Cellular energetics and redox status were evaluated in NRK-52E cells, a stable cell line derived from rat proximal tubules. To assess toxicological implications of these properties, susceptibility to apoptosis induced by S-(1,2-dichlorovinyl)-l-cysteine (DCVC), a well-known mitochondrial and renal cytotoxicant, was studied. Cells exhibited high activities of several glutathione (GSH)-dependent enzymes, including γ-glutamylcysteine synthetase, GSH peroxidase, glutathione disulfide reductase, and GSH S-transferase, but very low activities of γ-glutamyltransferase and alkaline phosphatase, consistent with a low content of brush-border microvilli. Uptake and total cellular accumulation of [${}^{14}\text{C}$]α-methylglucose was significantly higher when cells were exposed at the basolateral as compared to the brush-border membrane. Similarly, uptake of GSH was nearly 2-fold higher across the basolateral than the brush-border membrane. High activities of (Na⁺+K⁺)-ATPase and malic dehydrogenase, but low activities of other mitochondrial enzymes, respiration, and transport of GSH and dicarboxylates into mitochondria were observed. Examination of mitochondrial density by confocal microscopy, using a fluorescent marker (MitoTracker^® Orange), indicated that NRK-52E cells contain a much lower content of mitochondria than rat renal proximal tubules in vivo. Incubation of cells with DCVC caused time- and concentration-dependent ATP depletion that was largely dependent on transport and bioactivation, as observed in the rat, on induction of apoptosis, and on morphological damage. Comparison with primary cultures of rat and human proximal tubular cells suggests that the NRK-52E cells are modestly less sensitive to DCVC. In most respects, however, NRK-52E cells exhibited functions similar to those of the rat renal proximal tubule in vivo.

Introduction

Renal PT cells have large requirements for metabolic energy and for the maintenance of redox status because of the high activities of active transport processes and other energy-requiring, biosynthetic reactions. These cells also possess a unique combination of mechanisms for the handling of GSH, a principal cellular antioxidant and cosubstrate in numerous drug metabolism reactions. These mechanisms include carrier-mediated transport across the brush-border and basolateral plasma membranes and mitochondrial inner membrane, extracellular degradation by the BBM enzyme GGT, intracellular synthesis of GSH from precursor amino acids, and a full complement of GSH-dependent enzymes involved in drug metabolism and detoxification of reactive electrophiles and oxidants [1], [2].

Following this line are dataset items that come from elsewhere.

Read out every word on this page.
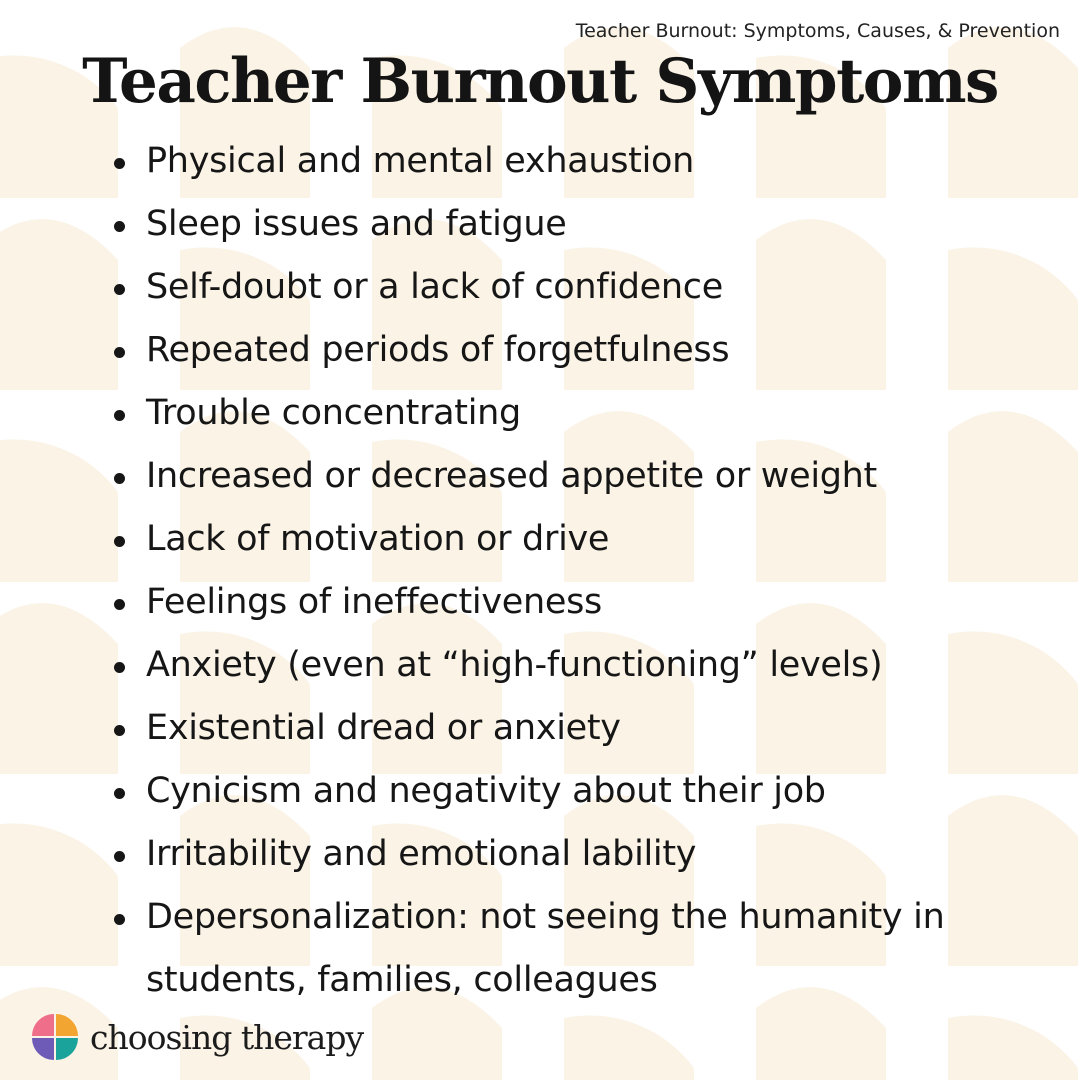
Teacher Burnout: Symptoms, Causes, & Prevention
Teacher Burnout Symptoms
Physical and mental exhaustion
Sleep issues and fatigue
Self-doubt or a lack of confidence
Repeated periods of forgetfulness
Trouble concentrating
Increased or decreased appetite or weight
Lack of motivation or drive
Feelings of ineffectiveness
Anxiety (even at “high-functioning” levels)
Existential dread or anxiety
Cynicism and negativity about their job
Irritability and emotional lability
Depersonalization: not seeing the humanity in students, families, colleagues
choosing therapy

To study the function and molecular biology of proteins of renal PT origin from the rat, a cell line derived from the rat proximal tubule is needed. NRK-52E cells are the natural choice for these studies because they are derived from normal rat kidney proximal tubules. Unfortunately, the biochemical function of these cells has not been characterized extensively, particularly with respect to mitochondrial function or GSH status. Woods and colleagues [3] used NRK-52E cells to study the up-regulation of GSH biosynthesis as an adaptation to chronic oxidative stress. These studies demonstrated the capability of the cell line to respond to conditioning with chronic exposure to an oxidant (by treatment with diethylmaleate) by increasing the production of GCS mRNA and protein. Miller et al. [4] used NRK-52E cells to study oxalate-induced apoptosis and necrosis. Their studies showed that oxalate causes both forms of cell death, thus demonstrating the utility of this cell culture model for studying such processes.

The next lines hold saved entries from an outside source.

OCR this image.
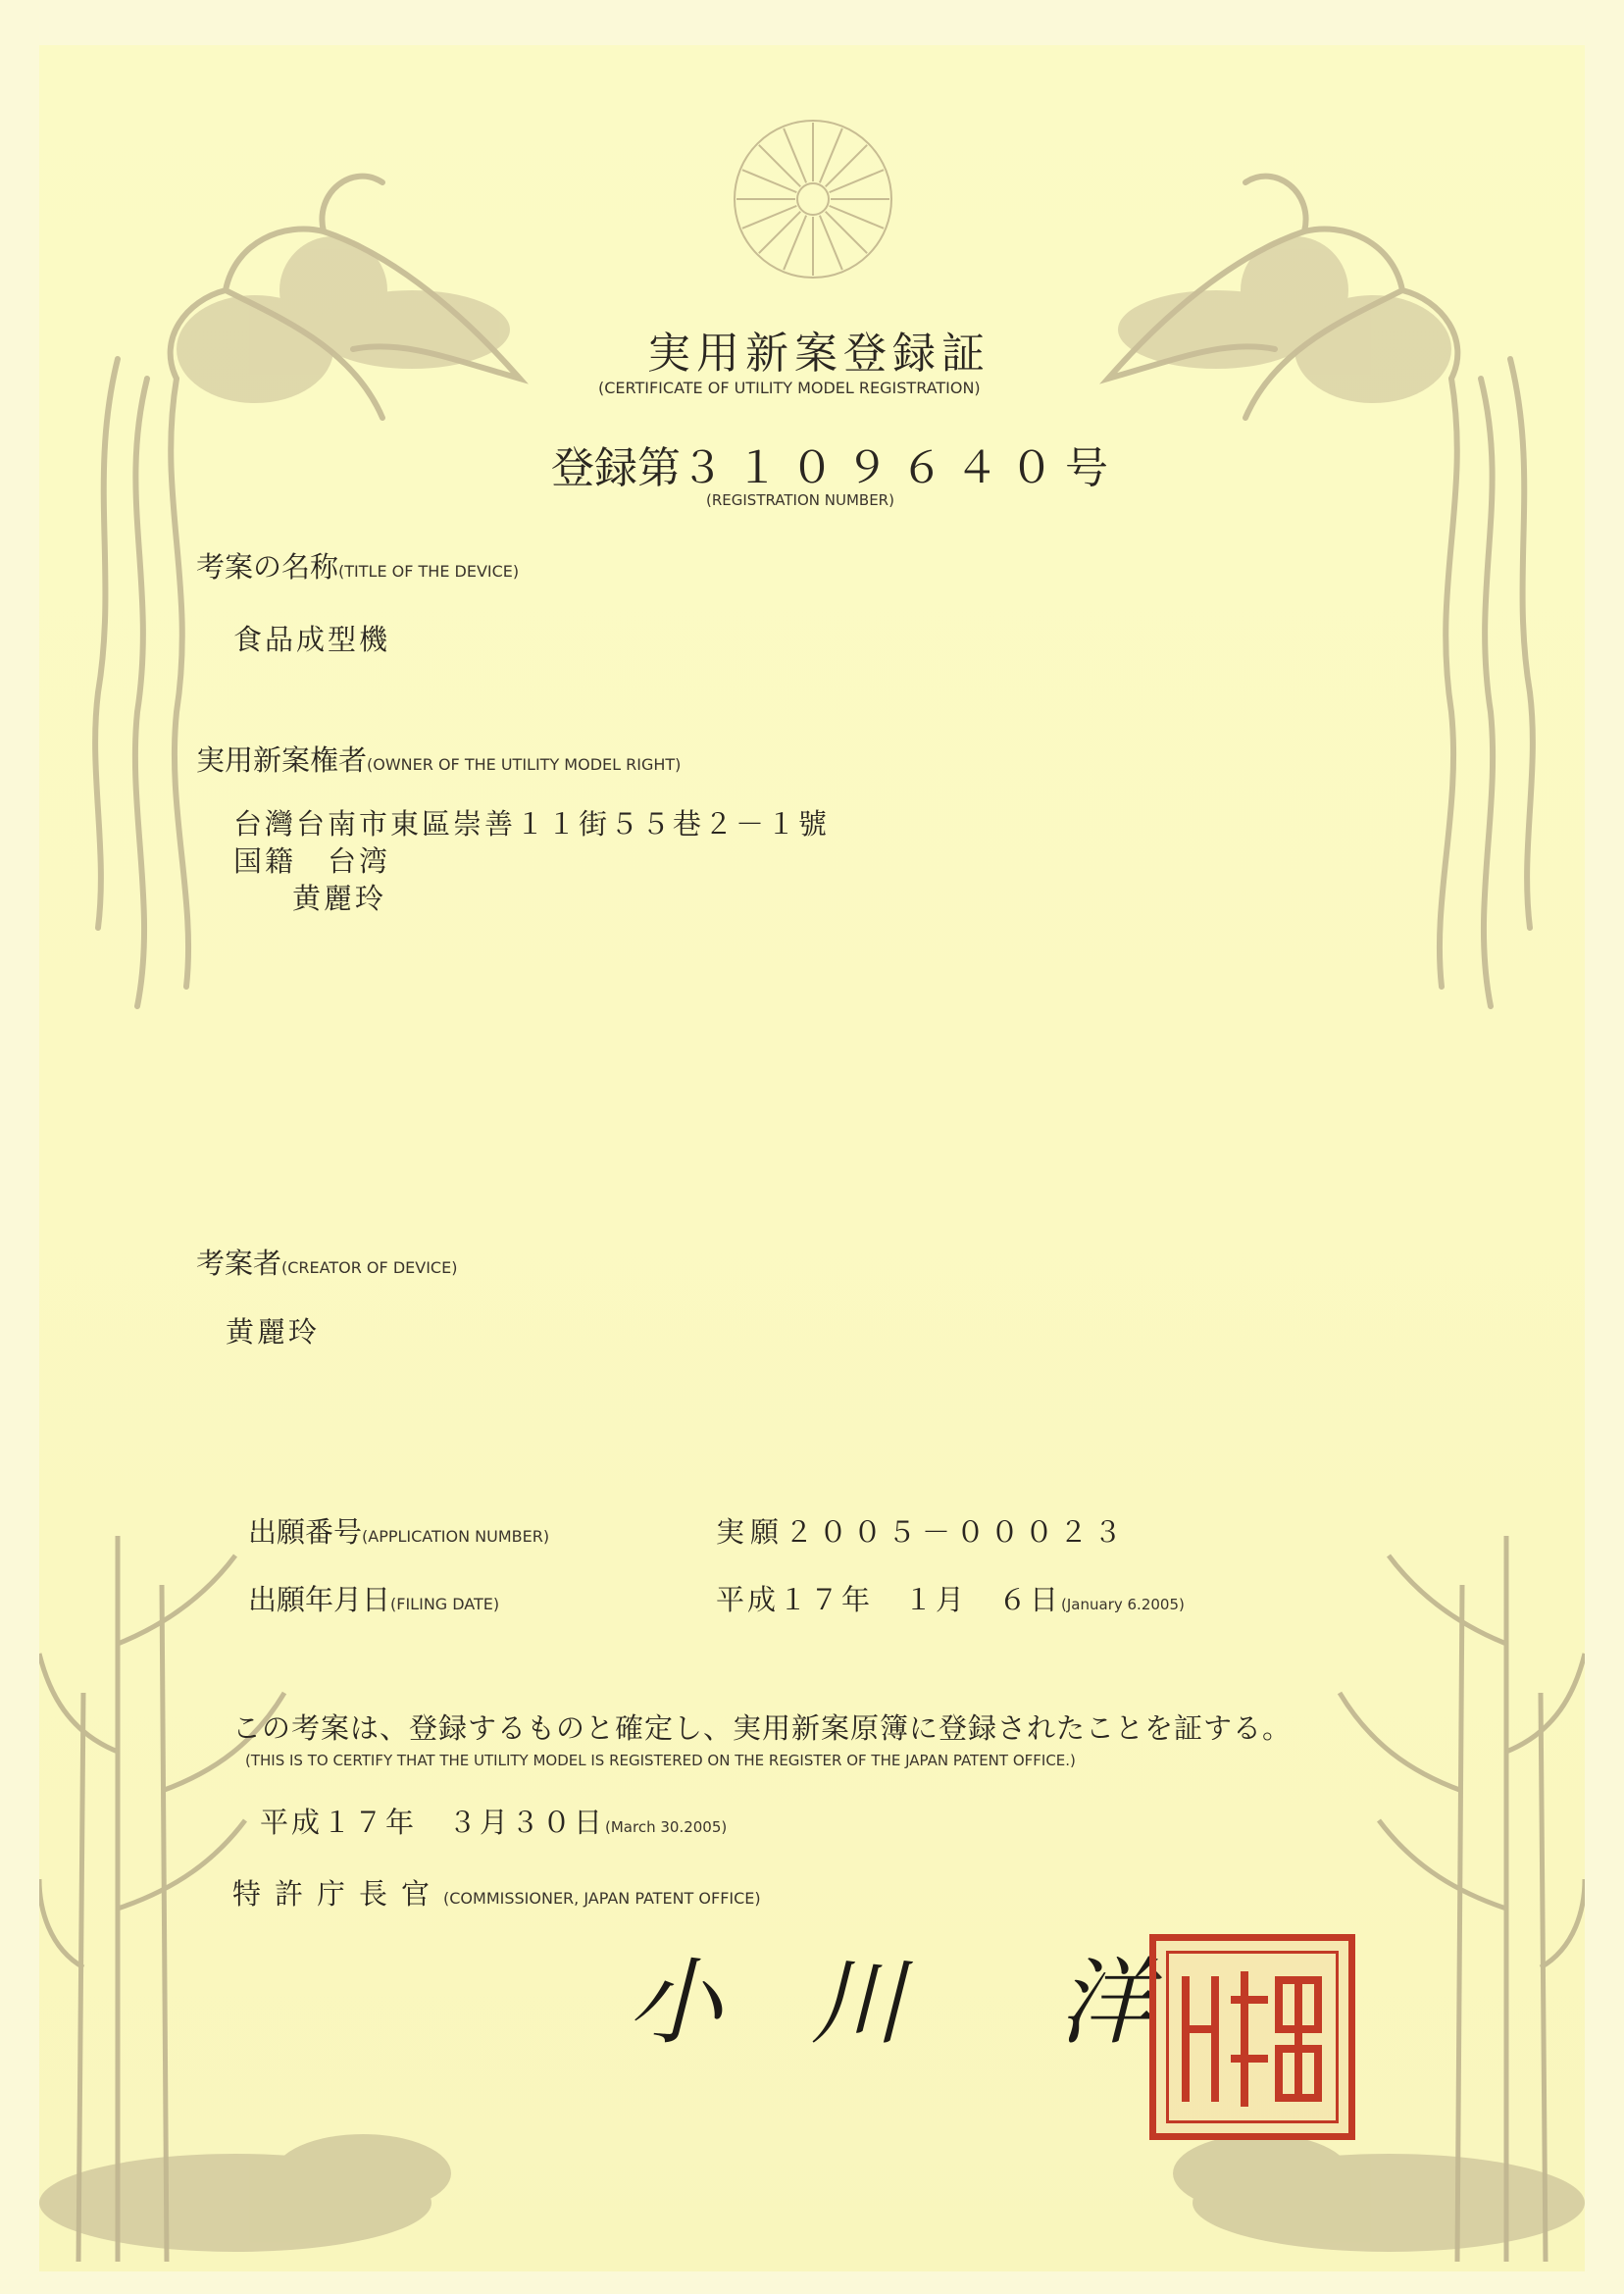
実用新案登録証
(CERTIFICATE OF UTILITY MODEL REGISTRATION)
登録第３１０９６４０号
(REGISTRATION NUMBER)
考案の名称(TITLE OF THE DEVICE)
食品成型機
実用新案権者(OWNER OF THE UTILITY MODEL RIGHT)
台灣台南市東區崇善１１街５５巷２－１號
国籍　台湾
黄麗玲
考案者(CREATOR OF DEVICE)
黄麗玲
出願番号(APPLICATION NUMBER)	実願２００５－０００２３
出願年月日(FILING DATE)	平成１７年　１月　６日(January 6.2005)
この考案は、登録するものと確定し、実用新案原簿に登録されたことを証する。
(THIS IS TO CERTIFY THAT THE UTILITY MODEL IS REGISTERED ON THE REGISTER OF THE JAPAN PATENT OFFICE.)
平成１７年　３月３０日(March 30.2005)
特許庁長官(COMMISSIONER, JAPAN PATENT OFFICE)
小 川　洋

The goals of the present study were to determine activities of several key enzymes involved in cellular energetics and GSH metabolism, to compare these with those in rat renal proximal tubules, and to characterize the transport, metabolism, and subcellular distribution of transported GSH. Finally, the cytotoxicity of a renal PT toxicant that is known to target mitochondria was characterized to test the hypothesis that these cells respond similarly as the in vivo proximal tubule and that they are a suitable model for future studies on GSH transport and mitochondrial function.